Dennis Adams

Galerie Lumen Travo

Dennis Adams creates a dialectic between covering and exposing, between interior and exterior in this exhibition entitled “Vanities.” With the use of mirror and light, the back of the work Double Vanity, 1991, recalls a makeup table in a dressing room. The large, central mirror reflects the Stedelijk Museum across the street from the gallery, as well as the person in front of it. Thus it plays on the viewer’s vanity and his wishful projections, and on Adams’ own deceptive integration of the museum into the piece or his presumptuous goal of having the piece in the museum. This mirroring also reveals the mediation and close relationship between the two institutions, and the interchangeability of inside and outside. The front of the work presents a triptych. In the middle of this construction there is a large documentary photograph of Adams’ personal surroundings; we see the view from his New York studio, a Chinese textile factory, and an anonymous worker sewing under the harsh light of a sweatshop. This documentation of a moment is not so much a fragment of universal history as it is part of a personal biography that exposes the universal and the concealed in the everyday reality of our collective memory.
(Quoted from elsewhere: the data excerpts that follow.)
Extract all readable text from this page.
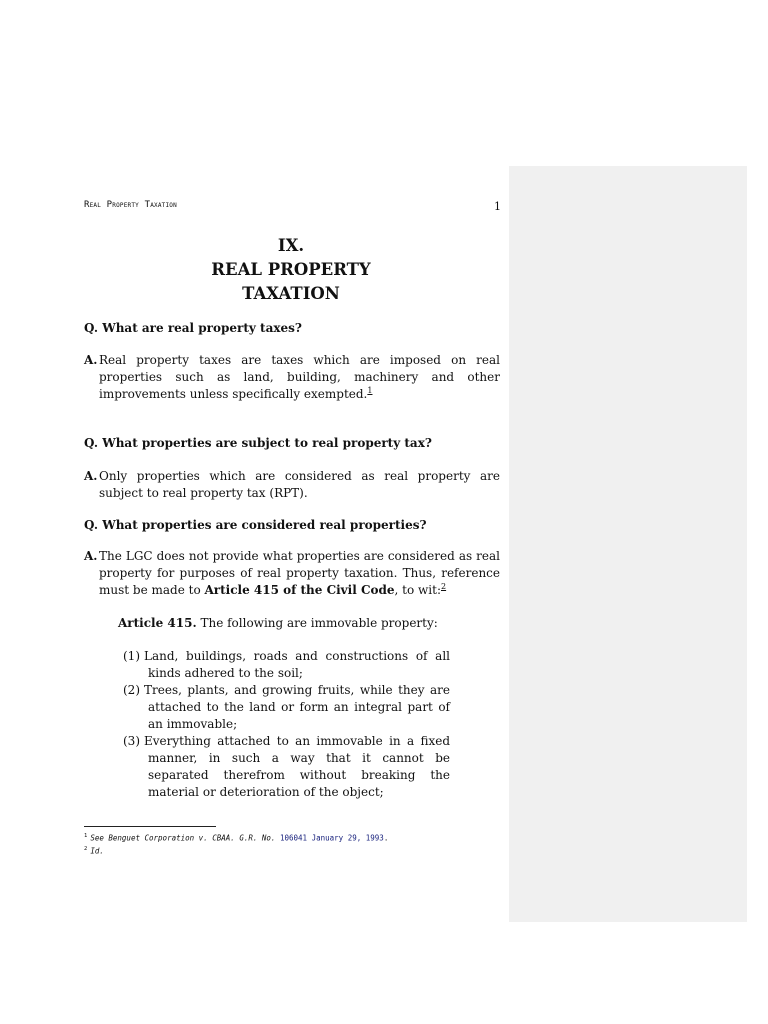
Real Property Taxation	1
IX.
REAL PROPERTY
TAXATION
Q. What are real property taxes?
A. Real property taxes are taxes which are imposed on real properties such as land, building, machinery and other improvements unless specifically exempted.$^1$
Q. What properties are subject to real property tax?
A. Only properties which are considered as real property are subject to real property tax (RPT).
Q. What properties are considered real properties?
A. The LGC does not provide what properties are considered as real property for purposes of real property taxation. Thus, reference must be made to Article 415 of the Civil Code, to wit:$^2$
Article 415. The following are immovable property:
(1) Land, buildings, roads and constructions of all kinds adhered to the soil;
(2) Trees, plants, and growing fruits, while they are attached to the land or form an integral part of an immovable;
(3) Everything attached to an immovable in a fixed manner, in such a way that it cannot be separated therefrom without breaking the material or deterioration of the object;
$^1$ See Benguet Corporation v. CBAA. G.R. No. 106041 January 29, 1993.
$^2$ Id.
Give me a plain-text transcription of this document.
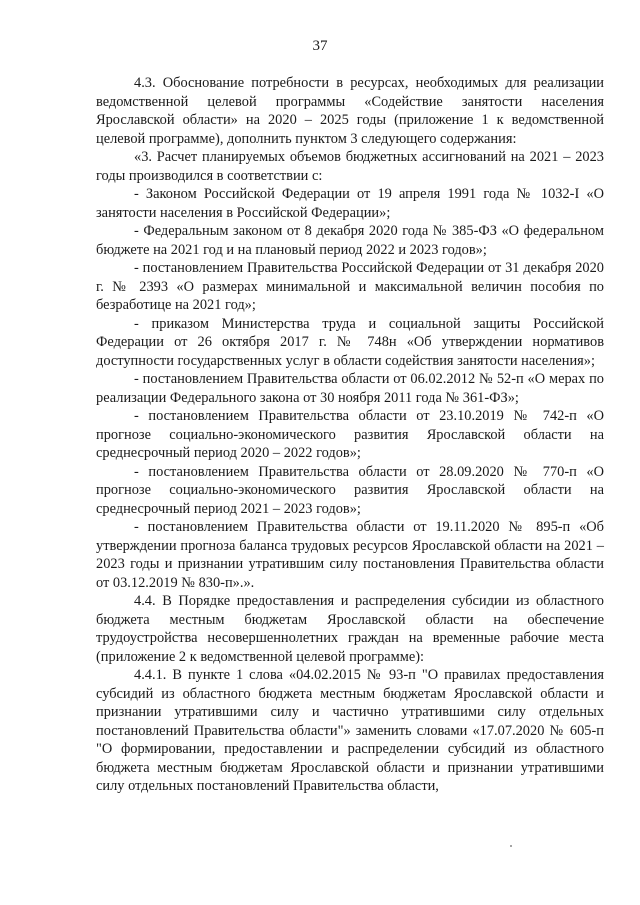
37

4.3. Обоснование потребности в ресурсах, необходимых для реализации ведомственной целевой программы «Содействие занятости населения Ярославской области» на 2020 – 2025 годы (приложение 1 к ведомственной целевой программе), дополнить пунктом 3 следующего содержания:

«3. Расчет планируемых объемов бюджетных ассигнований на 2021 – 2023 годы производился в соответствии с:

- Законом Российской Федерации от 19 апреля 1991 года № 1032-I «О занятости населения в Российской Федерации»;

- Федеральным законом от 8 декабря 2020 года № 385-ФЗ «О федеральном бюджете на 2021 год и на плановый период 2022 и 2023 годов»;

- постановлением Правительства Российской Федерации от 31 декабря 2020 г. № 2393 «О размерах минимальной и максимальной величин пособия по безработице на 2021 год»;

- приказом Министерства труда и социальной защиты Российской Федерации от 26 октября 2017 г. № 748н «Об утверждении нормативов доступности государственных услуг в области содействия занятости населения»;

- постановлением Правительства области от 06.02.2012 № 52-п «О мерах по реализации Федерального закона от 30 ноября 2011 года № 361-ФЗ»;

- постановлением Правительства области от 23.10.2019 № 742-п «О прогнозе социально-экономического развития Ярославской области на среднесрочный период 2020 – 2022 годов»;

- постановлением Правительства области от 28.09.2020 № 770-п «О прогнозе социально-экономического развития Ярославской области на среднесрочный период 2021 – 2023 годов»;

- постановлением Правительства области от 19.11.2020 № 895-п «Об утверждении прогноза баланса трудовых ресурсов Ярославской области на 2021 – 2023 годы и признании утратившим силу постановления Правительства области от 03.12.2019 № 830-п».».

4.4. В Порядке предоставления и распределения субсидии из областного бюджета местным бюджетам Ярославской области на обеспечение трудоустройства несовершеннолетних граждан на временные рабочие места (приложение 2 к ведомственной целевой программе):

4.4.1. В пункте 1 слова «04.02.2015 № 93-п "О правилах предоставления субсидий из областного бюджета местным бюджетам Ярославской области и признании утратившими силу и частично утратившими силу отдельных постановлений Правительства области"» заменить словами «17.07.2020 № 605-п "О формировании, предоставлении и распределении субсидий из областного бюджета местным бюджетам Ярославской области и признании утратившими силу отдельных постановлений Правительства области,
Double Vanity reflects, on the one hand, the subjective reference to humanity and environment, and, on the other, society as objective reality. Like a literary point of view in fiction, the challenge to subjective or objective identity is contingent on transparency, prospect, angle, and context.

Arcadian Blind, 1991, is Adams' design for a pavilion at the exhibition “Art for a Natural and Artificial Environment.” The scale model for it that was exhibited here refers to the fantasy architecture of 18th-century follies. Adams has not built a rustic, idyllic double as a mirror image of historical memory; rather, he employs functionalist severity. The exterior of this pavilion, consisting of three overlapping triangles and accessible from all three sides, is concealed by a hedge. The interior contains three illuminated photographs behind smoked glass, and these three pictures, in turn, form a smaller triangle. Sequentially, the light boxes show the decay of a low-income housing project: only the ruins remain. While ruins were romantic in the 18th century, Adams transposes their meaning onto our urban reality. As an interesting folly between fiction and reality, this pavilion presents an idyll on the exterior, a mirage that contrasts with the decay represented in the interior. And it reveals the metaphoric decay of earlier ideals.

––Frank-Alexander Hettig

Translated from the German by Joachim Neugroschel.